Although it is too early to say whether salicylate or anakinra will go the distance, these approaches have already validated inflammation as a pharmacological target in type 2 diabetes. Moreover, these approaches are vastly different from one another, as anakinra is an injected biological that binds extracellular IL-1 proteins, whereas salsalate is an orally delivered small molecule whose active product, salicylate, inhibits intracellular transcription.
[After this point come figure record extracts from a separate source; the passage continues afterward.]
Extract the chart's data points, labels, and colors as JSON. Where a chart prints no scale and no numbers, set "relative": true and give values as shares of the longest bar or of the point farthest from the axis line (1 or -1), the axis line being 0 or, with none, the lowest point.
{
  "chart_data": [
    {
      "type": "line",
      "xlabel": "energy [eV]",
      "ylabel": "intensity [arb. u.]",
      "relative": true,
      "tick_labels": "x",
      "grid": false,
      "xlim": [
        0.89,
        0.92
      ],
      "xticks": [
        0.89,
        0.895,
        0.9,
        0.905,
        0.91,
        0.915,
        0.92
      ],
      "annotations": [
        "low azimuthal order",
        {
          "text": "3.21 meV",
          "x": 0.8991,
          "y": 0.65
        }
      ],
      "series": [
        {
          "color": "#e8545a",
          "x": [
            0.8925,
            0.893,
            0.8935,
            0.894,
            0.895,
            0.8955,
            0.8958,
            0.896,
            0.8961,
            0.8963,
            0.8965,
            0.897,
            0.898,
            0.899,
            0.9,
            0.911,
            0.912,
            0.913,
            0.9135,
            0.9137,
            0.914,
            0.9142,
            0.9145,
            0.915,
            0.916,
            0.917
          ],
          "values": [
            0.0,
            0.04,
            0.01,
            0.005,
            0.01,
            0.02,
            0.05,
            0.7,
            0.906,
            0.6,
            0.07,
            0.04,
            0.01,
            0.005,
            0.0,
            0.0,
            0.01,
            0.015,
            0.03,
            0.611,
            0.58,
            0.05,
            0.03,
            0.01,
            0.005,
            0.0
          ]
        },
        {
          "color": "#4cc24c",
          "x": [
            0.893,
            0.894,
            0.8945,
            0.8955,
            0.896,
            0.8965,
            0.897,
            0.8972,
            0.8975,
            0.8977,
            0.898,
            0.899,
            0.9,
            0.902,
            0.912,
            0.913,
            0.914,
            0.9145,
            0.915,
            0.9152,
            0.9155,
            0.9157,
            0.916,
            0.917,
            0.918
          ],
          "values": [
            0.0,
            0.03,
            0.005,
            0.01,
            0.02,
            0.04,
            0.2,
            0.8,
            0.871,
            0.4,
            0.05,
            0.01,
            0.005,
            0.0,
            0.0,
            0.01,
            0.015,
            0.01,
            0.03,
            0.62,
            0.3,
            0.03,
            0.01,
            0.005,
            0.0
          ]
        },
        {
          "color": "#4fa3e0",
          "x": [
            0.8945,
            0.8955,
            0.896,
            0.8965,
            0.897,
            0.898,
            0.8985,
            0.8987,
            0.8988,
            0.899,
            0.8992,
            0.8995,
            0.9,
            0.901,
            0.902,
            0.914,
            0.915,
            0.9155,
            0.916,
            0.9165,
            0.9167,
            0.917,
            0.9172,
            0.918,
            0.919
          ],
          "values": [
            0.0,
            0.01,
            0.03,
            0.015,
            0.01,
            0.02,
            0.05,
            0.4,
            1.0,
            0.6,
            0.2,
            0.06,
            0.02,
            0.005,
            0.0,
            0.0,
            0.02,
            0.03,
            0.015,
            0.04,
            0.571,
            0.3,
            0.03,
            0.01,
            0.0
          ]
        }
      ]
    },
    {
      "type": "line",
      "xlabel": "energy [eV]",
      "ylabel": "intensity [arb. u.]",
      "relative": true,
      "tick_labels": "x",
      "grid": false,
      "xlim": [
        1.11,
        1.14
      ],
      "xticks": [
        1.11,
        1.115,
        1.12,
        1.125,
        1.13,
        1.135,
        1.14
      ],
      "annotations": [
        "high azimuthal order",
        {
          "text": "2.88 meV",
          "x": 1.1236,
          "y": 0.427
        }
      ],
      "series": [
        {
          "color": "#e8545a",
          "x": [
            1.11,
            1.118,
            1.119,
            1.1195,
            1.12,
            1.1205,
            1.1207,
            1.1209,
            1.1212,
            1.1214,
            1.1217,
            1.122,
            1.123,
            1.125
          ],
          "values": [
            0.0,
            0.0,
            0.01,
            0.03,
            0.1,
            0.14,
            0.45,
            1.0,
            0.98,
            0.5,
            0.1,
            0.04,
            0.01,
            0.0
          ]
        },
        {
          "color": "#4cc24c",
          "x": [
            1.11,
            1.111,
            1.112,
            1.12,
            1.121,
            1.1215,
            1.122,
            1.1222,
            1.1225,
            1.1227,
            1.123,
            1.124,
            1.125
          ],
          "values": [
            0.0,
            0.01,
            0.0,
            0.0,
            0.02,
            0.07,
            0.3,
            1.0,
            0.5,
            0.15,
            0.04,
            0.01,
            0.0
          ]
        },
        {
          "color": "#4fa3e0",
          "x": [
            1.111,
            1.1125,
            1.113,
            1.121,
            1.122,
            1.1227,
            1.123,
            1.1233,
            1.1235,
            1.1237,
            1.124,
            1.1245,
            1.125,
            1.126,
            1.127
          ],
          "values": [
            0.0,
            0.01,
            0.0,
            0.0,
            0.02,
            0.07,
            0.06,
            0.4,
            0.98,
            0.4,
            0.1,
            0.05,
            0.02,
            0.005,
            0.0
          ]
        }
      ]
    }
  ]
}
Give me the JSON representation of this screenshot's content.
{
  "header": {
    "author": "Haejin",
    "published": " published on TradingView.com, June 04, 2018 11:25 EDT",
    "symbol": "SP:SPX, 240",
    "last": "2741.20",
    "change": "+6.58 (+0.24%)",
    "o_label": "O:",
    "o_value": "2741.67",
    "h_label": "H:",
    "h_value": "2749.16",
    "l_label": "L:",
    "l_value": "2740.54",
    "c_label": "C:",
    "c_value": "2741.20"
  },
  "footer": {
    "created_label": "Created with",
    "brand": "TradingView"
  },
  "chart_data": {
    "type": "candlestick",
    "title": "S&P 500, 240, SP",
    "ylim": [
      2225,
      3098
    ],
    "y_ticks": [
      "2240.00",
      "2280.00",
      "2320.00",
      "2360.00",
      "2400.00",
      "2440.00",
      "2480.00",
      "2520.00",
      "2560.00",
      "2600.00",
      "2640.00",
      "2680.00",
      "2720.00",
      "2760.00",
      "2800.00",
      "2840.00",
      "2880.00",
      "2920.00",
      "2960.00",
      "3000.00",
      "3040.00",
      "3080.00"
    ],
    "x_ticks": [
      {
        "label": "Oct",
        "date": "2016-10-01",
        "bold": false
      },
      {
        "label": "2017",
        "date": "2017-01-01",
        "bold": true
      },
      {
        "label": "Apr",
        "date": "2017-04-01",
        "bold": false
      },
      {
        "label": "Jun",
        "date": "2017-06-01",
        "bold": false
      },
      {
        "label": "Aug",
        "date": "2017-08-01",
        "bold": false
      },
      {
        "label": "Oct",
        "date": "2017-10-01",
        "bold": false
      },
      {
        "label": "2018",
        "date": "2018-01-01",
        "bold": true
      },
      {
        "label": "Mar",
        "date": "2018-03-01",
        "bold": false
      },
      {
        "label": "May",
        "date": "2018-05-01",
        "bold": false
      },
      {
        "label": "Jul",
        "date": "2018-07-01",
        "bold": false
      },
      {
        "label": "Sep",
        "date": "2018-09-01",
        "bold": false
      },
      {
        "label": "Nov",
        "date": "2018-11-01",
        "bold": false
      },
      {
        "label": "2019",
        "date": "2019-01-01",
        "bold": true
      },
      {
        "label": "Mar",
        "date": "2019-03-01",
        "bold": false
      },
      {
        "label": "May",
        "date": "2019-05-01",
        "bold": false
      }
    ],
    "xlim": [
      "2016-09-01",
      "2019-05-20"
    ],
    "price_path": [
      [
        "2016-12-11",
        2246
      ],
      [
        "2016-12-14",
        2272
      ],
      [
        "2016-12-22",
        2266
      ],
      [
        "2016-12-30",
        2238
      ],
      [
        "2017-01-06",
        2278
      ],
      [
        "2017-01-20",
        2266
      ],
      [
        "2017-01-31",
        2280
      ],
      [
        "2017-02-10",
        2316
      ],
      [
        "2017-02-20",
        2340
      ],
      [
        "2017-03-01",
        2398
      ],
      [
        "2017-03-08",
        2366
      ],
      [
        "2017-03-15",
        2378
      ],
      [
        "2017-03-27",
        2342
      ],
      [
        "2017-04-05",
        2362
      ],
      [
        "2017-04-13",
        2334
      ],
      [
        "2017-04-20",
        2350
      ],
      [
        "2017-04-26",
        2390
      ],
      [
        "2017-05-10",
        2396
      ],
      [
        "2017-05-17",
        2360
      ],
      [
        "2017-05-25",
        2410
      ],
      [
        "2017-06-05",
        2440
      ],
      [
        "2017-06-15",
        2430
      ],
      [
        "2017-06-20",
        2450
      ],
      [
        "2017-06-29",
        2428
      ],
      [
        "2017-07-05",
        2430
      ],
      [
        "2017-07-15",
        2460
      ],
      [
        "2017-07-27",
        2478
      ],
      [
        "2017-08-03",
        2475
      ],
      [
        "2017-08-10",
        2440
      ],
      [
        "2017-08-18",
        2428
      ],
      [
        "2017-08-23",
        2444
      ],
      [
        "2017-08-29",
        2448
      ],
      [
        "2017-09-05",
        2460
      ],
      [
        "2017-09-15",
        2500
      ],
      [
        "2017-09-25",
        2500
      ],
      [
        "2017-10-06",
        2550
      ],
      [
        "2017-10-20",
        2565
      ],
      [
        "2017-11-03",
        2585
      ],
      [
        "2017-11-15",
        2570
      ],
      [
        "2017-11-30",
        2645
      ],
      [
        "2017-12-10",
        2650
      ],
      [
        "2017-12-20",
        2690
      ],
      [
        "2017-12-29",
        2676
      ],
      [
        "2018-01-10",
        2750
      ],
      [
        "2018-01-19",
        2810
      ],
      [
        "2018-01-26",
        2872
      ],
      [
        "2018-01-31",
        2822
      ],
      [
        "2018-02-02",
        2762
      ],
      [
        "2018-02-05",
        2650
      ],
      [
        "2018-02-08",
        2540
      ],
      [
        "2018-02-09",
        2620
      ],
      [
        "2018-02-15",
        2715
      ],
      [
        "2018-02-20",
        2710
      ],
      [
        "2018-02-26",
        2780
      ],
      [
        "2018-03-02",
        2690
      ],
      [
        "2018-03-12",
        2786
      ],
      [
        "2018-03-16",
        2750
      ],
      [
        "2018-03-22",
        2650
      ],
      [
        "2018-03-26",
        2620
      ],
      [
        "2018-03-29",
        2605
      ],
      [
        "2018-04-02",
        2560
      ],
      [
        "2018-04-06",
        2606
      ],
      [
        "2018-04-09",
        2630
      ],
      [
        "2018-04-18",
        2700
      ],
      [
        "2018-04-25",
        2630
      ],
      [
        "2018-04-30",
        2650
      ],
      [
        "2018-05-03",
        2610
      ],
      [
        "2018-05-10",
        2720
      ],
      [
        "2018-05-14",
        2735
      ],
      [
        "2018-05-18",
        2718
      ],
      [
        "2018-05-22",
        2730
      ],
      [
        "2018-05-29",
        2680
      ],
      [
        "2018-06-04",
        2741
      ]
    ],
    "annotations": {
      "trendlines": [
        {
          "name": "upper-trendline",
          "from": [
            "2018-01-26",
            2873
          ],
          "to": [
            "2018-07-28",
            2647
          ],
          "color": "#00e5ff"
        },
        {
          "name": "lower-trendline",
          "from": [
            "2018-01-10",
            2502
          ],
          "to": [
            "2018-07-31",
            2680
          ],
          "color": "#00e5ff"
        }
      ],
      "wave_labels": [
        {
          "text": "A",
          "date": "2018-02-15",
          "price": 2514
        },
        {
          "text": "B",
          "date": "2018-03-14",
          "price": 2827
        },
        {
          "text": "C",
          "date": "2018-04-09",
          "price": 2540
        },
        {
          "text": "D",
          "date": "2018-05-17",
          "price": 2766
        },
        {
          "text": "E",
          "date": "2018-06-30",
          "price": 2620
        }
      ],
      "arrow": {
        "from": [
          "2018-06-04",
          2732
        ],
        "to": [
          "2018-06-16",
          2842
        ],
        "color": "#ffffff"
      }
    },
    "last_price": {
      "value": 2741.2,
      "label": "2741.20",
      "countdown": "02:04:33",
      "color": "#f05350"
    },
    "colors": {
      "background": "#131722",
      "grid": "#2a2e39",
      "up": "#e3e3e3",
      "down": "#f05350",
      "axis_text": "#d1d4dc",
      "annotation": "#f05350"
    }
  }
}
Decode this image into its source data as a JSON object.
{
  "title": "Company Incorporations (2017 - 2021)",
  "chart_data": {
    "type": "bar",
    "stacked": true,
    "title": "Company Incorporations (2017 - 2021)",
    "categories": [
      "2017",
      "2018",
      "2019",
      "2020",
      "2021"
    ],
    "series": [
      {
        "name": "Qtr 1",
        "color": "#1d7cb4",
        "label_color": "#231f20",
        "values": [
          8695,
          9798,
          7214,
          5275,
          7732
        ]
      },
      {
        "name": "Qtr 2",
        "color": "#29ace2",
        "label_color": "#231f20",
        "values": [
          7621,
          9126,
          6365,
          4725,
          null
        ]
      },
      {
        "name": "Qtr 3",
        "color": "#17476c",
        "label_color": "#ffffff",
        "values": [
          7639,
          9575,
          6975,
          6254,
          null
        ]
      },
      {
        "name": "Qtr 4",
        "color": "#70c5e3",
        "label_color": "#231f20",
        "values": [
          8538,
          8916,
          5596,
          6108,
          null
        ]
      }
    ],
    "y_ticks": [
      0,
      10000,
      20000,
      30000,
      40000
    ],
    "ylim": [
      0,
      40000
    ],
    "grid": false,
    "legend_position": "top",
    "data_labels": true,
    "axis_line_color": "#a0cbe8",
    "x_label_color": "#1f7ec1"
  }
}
This suggests that numerous nodes or points within inflammation networks may be targeted in diabetes—which is good news, as the therapeutic area of inflammation is rich in molecular targets that have already received great attention from the pharmaceutical industry.

Of course, salsalate and anakinra target inflammation systemically, whereas the potential targets identified by the back-to-back studies of Schadt and Stefansson and their colleagues are restricted to adipose tissue1,2. Unless the studies are expanded to other tissues, which is both feasible and a strength of the approach, the potential targets they identify will be in adipose tissue. Modulation of these targets could have systemic effects and even beta cell effects, but this needs to be shown. The authors1,2 point out that several genes already known to be related to obesity, Zfp90, C3ar1, Hsd11b1 and Tgfbr2, were identified by their approach and thus validated it. The independent ablation of three additional genes—Lpl, Lactb and Ppm1l—led to an overweight or obese phenotype2.

Additional studies will determine whether these are bona fide drug targets or 'just' research tools. But it is certain that these types of systems biology, network analysis approaches will prove to be invaluable in the hunt for safer and more efficacious drugs that are tailored to obese individuals and patients with diabetes.